The new milking facility is something Smith has been thinking about for a while. “We’ve had the same barn for 51 years. With 2,400 cows walking through that barn every day, all year round, it’s worn out.”

Kitty Smith Award

Smith was honored by Citizens for Fauquier County Monday night with the Kitty P. Smith Conservation Award, for his dedication to the preservation of agricultural land.

Kevin Ramundo, president of CFFC, said, “What an honor to recognize Kenny Smith, the first recipient of the Kitty P. Smith Conservation Award from the agricultural community! His comments in accepting the award about his and his father’s love of the land were truly heartfelt and inspirational. We were fortunate to have Kenny as this year’s recipient, and that so many members of Fauquier’s conservation community and his family and friends were there to celebrate this outstanding member of our community."

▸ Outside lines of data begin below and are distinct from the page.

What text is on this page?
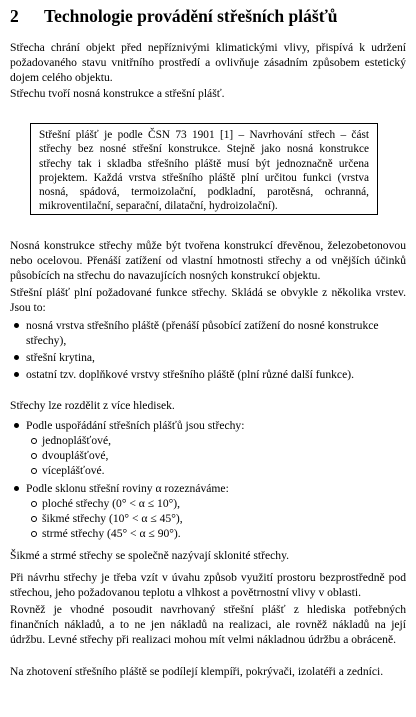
2 Technologie provádění střešních plášťů

Střecha chrání objekt před nepříznivými klimatickými vlivy, přispívá k udržení požadovaného stavu vnitřního prostředí a ovlivňuje zásadním způsobem estetický dojem celého objektu.

Střechu tvoří nosná konstrukce a střešní plášť.

Střešní plášť je podle ČSN 73 1901 [1] – Navrhování střech – část střechy bez nosné střešní konstrukce. Stejně jako nosná konstrukce střechy tak i skladba střešního pláště musí být jednoznačně určena projektem. Každá vrstva střešního pláště plní určitou funkci (vrstva nosná, spádová, termoizolační, podkladní, parotěsná, ochranná, mikroventilační, separační, dilatační, hydroizolační).

Nosná konstrukce střechy může být tvořena konstrukcí dřevěnou, železobetonovou nebo ocelovou. Přenáší zatížení od vlastní hmotnosti střechy a od vnějších účinků působících na střechu do navazujících nosných konstrukcí objektu.

Střešní plášť plní požadované funkce střechy. Skládá se obvykle z několika vrstev. Jsou to:

nosná vrstva střešního pláště (přenáší působící zatížení do nosné konstrukce střechy),
střešní krytina,
ostatní tzv. doplňkové vrstvy střešního pláště (plní různé další funkce).

Střechy lze rozdělit z více hledisek.

Podle uspořádání střešních plášťů jsou střechy:
jednoplášťové,
dvouplášťové,
víceplášťové.
Podle sklonu střešní roviny α rozeznáváme:
ploché střechy (0° < α ≤ 10°),
šikmé střechy (10° < α ≤ 45°),
strmé střechy (45° < α ≤ 90°).

Šikmé a strmé střechy se společně nazývají sklonité střechy.

Při návrhu střechy je třeba vzít v úvahu způsob využití prostoru bezprostředně pod střechou, jeho požadovanou teplotu a vlhkost a povětrnostní vlivy v oblasti.

Rovněž je vhodné posoudit navrhovaný střešní plášť z hlediska potřebných finančních nákladů, a to ne jen nákladů na realizaci, ale rovněž nákladů na její údržbu. Levné střechy při realizaci mohou mít velmi nákladnou údržbu a obráceně.

Na zhotovení střešního pláště se podílejí klempíři, pokrývači, izolatéři a zedníci.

Asked why he thought CFFC chose him for its conservation award this year, Smith said, “I guess it’s because I care so much about keeping our open spaces. It’s real important to me.”

When Smith’s father, Charles Smith, was a farmer in Maryland, his land was in conservation easement. The family moved to southern Fauquier County more than 50 years ago. “As soon as Fauquier County opened its conservation easement program, I signed up,” said Smith.

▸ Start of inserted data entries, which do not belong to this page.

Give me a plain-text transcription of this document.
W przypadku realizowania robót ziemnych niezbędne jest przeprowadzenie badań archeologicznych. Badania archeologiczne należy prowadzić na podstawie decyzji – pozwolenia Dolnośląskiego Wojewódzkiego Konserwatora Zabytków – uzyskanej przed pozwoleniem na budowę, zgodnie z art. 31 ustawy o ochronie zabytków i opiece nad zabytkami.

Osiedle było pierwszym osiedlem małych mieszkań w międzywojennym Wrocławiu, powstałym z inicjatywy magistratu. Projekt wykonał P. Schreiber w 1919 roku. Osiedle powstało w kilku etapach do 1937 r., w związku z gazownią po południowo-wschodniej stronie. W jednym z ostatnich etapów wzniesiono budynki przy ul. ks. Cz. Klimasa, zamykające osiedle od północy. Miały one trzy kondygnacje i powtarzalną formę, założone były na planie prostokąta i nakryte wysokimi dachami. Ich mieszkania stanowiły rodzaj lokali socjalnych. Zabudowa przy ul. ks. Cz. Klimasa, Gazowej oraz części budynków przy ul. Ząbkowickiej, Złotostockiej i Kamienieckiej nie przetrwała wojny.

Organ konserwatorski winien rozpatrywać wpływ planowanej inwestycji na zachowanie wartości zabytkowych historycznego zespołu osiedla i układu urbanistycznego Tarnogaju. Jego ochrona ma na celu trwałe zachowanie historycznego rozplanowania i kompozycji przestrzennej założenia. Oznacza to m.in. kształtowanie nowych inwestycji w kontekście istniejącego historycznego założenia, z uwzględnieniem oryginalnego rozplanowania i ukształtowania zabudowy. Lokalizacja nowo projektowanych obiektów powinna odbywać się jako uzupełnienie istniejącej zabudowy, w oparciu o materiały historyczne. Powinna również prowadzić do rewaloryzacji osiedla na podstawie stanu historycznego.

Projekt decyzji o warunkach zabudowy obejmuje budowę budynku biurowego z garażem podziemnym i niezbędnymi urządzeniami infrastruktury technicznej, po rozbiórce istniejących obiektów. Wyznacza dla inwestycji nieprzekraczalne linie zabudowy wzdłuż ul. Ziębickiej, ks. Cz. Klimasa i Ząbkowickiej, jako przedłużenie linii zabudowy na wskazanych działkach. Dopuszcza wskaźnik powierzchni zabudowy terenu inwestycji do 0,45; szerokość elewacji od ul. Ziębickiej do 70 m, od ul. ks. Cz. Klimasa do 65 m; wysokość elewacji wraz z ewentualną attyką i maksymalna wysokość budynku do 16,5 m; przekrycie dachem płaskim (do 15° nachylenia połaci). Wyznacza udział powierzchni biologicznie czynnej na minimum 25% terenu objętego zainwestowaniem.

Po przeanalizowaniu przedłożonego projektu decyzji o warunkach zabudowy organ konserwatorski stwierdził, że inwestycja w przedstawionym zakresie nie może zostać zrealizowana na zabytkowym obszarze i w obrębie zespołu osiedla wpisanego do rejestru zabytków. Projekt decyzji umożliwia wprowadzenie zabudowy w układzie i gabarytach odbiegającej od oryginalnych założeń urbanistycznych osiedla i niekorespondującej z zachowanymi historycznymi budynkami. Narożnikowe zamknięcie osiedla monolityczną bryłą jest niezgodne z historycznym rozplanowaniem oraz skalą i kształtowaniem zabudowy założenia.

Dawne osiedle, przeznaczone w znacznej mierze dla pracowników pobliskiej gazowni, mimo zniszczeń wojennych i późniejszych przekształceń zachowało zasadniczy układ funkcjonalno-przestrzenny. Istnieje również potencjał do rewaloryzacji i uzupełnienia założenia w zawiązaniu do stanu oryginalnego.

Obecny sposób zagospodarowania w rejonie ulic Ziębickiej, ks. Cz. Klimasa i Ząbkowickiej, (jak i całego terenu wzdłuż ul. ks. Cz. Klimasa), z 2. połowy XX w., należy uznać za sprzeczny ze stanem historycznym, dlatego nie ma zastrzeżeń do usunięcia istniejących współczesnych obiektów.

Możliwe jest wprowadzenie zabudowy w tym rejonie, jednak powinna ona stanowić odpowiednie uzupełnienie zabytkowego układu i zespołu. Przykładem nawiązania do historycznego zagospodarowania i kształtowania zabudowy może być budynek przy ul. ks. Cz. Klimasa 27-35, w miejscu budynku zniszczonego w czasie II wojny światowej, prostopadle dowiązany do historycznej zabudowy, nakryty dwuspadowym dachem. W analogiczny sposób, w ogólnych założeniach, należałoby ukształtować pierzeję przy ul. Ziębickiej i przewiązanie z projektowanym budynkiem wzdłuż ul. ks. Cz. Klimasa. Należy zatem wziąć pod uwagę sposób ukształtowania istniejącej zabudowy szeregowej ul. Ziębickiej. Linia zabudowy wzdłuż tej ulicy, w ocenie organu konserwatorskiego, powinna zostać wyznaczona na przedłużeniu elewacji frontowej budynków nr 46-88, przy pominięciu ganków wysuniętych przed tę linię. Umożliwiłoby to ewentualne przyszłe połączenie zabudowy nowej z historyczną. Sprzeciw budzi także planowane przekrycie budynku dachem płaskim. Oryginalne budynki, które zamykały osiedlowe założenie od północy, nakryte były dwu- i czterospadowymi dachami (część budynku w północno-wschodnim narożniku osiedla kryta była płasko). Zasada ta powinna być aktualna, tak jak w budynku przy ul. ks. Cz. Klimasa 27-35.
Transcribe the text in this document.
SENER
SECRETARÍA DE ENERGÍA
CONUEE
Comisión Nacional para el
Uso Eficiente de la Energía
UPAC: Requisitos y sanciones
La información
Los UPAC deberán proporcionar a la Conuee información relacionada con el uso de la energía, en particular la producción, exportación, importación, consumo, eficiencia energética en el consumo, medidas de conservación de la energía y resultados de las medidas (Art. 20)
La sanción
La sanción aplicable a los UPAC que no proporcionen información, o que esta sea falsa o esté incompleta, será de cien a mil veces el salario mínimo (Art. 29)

Funded by real estate taxes, the county’s Purchase of Developmental Rightsprogram pays the owners of active farmland to give up the right to develop the land in the future. This also gives the landowner a significant and ongoing reduction in real estate taxes, since the land is valued at a much lower level than it would be otherwise.

Ben Smith is also enthusiastic about the conservation easement program. “I’m glad to have had the chance to participate in it.” He said it has allowed him to purchase the land he needed for his own farm. “We are lucky Fauquier has the program.”


The land is an important part of Smith’s legacy. Just as his father passed Cool Lawn Farm to him, he said in another year or so he could start transitioning Cool Lawn Farm to the next generation.

Smith said, “We’ve got to protect the land. It’s worth keeping for perpetuity, so my grandchildren can always come home to the farm.”

And they do, apparently. Smith talks with pride of his 3-year-old grandson Karter. “If you leave a key in something, he’ll start it. And he knows all my employees by name.”